Why Posting Too Much Can Be Bad
There’s no denying that posting a lot on social media will bring you more views than if you post only once in a while. But it may not improve clicks, conversions, or shares, which should be the aim of your social media content marketing campaign. There are other disadvantages, too.
- You may come across as too aggressive in your marketing, perhaps even a spammer.
- It saps your social media content marketing energy and creativity, leaving you with weak content.
- Creating all that content takes too much of your time, or costs you too much money.
- All that content generates way more interactions than you can handle, so that you may end up with a very disengaged audience.
- By seeing your content all the time, your audience may grow indifferent to it.
- Your great content gets swallowed up by the rest of the content you publish – it doesn’t have the chance to get the exposure it needs.
- It forces you to broaden your topics and rewrite what others have already written to generate enough weekly content.
- It requires that you curate other people’s content all the time, which can reduce the sense of value your content offers and diminish your page’s originality.
How Much to Post on Social Media
There’s no standard that works for everyone. For some businesses, three times a week is just right. For others, daily posting may not actually be too much. There also are some businesses that can afford to post only once or twice a week.
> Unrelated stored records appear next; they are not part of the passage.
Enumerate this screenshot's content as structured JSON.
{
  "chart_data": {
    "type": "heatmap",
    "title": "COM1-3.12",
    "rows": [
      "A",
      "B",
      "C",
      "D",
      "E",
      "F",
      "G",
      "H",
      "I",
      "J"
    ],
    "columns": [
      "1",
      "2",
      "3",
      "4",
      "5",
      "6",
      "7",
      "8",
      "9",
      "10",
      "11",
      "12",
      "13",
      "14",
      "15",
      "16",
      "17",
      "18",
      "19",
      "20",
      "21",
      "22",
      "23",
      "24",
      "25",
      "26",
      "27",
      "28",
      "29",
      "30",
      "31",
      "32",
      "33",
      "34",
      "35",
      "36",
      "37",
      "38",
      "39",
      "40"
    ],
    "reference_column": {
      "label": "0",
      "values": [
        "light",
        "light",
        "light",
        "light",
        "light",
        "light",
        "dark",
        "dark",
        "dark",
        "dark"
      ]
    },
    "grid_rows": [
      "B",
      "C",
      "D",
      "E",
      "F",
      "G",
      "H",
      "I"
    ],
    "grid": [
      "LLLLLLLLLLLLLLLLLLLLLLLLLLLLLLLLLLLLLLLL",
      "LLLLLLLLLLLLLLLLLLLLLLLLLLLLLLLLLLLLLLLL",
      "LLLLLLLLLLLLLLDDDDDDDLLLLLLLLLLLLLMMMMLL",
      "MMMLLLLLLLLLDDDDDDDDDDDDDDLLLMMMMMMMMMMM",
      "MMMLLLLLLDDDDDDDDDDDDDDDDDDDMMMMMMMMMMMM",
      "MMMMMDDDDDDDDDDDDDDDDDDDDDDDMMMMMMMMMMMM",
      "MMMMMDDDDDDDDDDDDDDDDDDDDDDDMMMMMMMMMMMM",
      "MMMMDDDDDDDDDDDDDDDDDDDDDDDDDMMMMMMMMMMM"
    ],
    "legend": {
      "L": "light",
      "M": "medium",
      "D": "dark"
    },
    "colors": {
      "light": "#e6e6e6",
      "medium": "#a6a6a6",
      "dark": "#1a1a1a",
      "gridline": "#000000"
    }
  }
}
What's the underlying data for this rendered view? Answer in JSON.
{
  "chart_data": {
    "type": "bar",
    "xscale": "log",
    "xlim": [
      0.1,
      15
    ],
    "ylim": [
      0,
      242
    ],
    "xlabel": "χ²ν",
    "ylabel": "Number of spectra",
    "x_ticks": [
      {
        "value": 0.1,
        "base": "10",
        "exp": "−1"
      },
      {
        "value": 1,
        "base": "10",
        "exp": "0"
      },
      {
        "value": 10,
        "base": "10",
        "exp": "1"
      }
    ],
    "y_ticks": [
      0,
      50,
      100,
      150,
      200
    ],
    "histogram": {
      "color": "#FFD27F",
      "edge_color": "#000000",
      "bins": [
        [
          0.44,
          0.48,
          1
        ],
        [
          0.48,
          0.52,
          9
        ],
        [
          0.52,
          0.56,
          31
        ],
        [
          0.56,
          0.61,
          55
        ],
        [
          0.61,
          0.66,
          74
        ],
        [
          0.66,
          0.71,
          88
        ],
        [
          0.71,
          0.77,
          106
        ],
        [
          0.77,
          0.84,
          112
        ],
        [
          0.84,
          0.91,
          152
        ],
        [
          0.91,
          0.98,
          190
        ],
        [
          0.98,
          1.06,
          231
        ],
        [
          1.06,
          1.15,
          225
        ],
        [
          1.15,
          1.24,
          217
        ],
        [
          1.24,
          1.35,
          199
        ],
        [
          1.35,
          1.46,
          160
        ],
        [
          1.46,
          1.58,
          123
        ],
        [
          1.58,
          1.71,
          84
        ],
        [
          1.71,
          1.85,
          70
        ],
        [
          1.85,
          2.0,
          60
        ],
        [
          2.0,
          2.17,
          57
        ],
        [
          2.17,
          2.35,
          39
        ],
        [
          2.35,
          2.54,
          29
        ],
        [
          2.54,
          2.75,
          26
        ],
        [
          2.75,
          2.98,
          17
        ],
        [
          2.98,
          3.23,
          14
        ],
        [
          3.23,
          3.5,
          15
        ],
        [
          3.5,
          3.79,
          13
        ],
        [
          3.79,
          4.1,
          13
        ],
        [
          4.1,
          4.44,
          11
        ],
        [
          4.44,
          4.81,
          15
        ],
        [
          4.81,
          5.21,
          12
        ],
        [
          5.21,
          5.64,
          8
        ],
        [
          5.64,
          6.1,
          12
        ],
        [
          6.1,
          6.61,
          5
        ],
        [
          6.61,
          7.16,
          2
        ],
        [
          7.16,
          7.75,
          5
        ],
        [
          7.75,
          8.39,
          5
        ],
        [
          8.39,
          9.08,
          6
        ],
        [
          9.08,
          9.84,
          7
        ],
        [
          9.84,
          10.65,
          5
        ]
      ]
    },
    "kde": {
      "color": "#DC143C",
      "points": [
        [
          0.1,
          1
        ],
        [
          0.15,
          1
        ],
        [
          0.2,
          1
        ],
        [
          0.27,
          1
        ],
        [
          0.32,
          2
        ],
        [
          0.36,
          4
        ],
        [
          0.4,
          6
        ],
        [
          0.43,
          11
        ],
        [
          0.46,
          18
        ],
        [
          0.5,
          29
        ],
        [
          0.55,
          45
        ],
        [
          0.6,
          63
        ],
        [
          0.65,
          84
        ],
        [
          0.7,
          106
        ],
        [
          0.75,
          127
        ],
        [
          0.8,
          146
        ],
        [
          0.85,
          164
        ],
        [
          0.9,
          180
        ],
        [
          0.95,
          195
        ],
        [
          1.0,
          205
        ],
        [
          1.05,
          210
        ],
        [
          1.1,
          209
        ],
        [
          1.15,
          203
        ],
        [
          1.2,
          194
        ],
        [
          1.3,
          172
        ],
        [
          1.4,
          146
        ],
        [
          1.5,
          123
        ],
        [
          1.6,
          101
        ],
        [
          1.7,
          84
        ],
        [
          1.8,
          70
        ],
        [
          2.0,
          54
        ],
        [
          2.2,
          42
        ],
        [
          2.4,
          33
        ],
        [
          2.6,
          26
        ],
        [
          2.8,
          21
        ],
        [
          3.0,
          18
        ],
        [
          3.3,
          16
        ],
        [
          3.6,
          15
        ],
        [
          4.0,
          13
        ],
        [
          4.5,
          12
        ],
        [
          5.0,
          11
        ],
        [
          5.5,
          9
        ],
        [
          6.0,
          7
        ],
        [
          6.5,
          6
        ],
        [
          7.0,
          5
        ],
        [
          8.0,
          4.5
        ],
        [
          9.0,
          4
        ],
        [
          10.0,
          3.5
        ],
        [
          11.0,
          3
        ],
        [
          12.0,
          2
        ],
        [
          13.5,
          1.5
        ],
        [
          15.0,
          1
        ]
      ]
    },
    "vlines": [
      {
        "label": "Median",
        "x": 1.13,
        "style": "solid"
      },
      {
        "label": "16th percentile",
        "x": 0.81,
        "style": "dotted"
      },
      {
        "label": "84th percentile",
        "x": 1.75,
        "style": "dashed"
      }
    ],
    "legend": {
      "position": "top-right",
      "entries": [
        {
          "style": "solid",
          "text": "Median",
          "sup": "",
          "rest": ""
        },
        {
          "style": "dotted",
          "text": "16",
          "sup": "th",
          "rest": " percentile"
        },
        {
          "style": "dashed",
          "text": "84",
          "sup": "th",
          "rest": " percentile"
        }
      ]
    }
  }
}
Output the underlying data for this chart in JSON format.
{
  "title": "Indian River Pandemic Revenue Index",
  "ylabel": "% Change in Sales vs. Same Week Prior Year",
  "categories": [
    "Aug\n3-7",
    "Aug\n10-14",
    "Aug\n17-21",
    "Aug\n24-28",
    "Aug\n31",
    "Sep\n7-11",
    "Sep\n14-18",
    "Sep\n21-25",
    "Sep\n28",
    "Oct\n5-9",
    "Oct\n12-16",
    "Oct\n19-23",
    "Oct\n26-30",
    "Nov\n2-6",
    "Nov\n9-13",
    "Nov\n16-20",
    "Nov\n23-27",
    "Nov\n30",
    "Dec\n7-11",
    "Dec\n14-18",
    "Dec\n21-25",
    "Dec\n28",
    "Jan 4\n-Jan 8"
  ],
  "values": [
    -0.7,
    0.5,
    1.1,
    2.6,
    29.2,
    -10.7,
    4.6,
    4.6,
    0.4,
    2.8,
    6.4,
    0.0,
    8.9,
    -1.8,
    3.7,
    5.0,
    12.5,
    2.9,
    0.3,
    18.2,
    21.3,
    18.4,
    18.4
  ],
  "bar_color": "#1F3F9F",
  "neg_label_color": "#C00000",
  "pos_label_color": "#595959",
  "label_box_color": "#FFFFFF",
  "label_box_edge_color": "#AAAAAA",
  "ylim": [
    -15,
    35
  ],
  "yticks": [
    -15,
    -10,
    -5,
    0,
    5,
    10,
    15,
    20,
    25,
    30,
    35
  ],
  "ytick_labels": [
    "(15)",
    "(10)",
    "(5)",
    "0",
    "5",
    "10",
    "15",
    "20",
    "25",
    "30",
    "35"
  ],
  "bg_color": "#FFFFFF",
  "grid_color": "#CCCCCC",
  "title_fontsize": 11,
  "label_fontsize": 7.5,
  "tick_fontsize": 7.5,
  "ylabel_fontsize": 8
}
Are there any rules for this? Not really.
How much you post on social media should be dictated by how your audience responds to your content. This draws attention to the value of monitoring social media reactions, including views, clicks, shares, and comments for each of your posts.
Whether it’s on Facebook, Twitter, Instagram, LinkedIn or YouTube, your social media content marketing routine needs to be hand-crafted for the needs of your audience.
Are you covering industry news and updates? Then posting every day may not be too much, as your audience probably expects fresh content daily.
But what if your content marketing focuses more on behind-the-scenes stories? Do you have something worthwhile to publish every day? Probably not.
What Does Research Have to Say About Social Media Posting Frequency?
Studies carried out by major marketing platforms and other social media content marketing experts draw attention to the dangers of posting too much. Social media scheduling service CoSchedule has recently put together a compelling infographic. Here are the key points:
- Posting twice or more every day on Facebook makes you look spammy.
- More than one post a day on LinkedIn can be too much.
- Major brands don’t share more than 1.5 images a day on Instagram.
But what about Twitter? You can tweet as much as you like, right? Well, not quite. It turns out that tweeting more than 50 times a day is (way) too much.
How to Post on Social Media – The Lean Diet
Optimize the value of your social media content and improve engagement rates with the social media content marketing lean diet. Here are the ingredients you’ll need:
- A good understanding of your audience’s content needs and tolerance levels. Derive that from your existing social media data.
- Insight into the type of content your audience prefers. For example, your audience may prefer videos over all other types of content. Few brands have the resources to create original videos every day of the week. Sometimes it’s better to work a long time on a marketing video that can go viral and generate long-term exposure (see such illustrious examples as Dollar Shave Club) than mass produce average content.
- Data that shows you the hours when your audience is most likely to engage with your content. In this way, you can publish your content at the right time and eliminate the need to post all the time just to make sure it gets seen.
- A content automation tool that allows you to schedule posts at the right time. You can try Buffer or Hootsuite.
- A strategy for creating content that invites participation in the form of comments, shares, or user-generated content. A post that asks users to come up with their own responses can stay fresh for days or even weeks. It can also generate a steady source of content, backlinks, and shares.
The real danger with social media content marketing is posting more than you have to for marketing’s sake. More isn’t always better, and that’s definitely true on social media, where users value authentic content over rehashed content. The simplest way to tell if you’re posting too much is to monitor’s your audience response.
If you’re not happy with it, try the lean social media content diet. It may prove yet again that in this case too, less is more.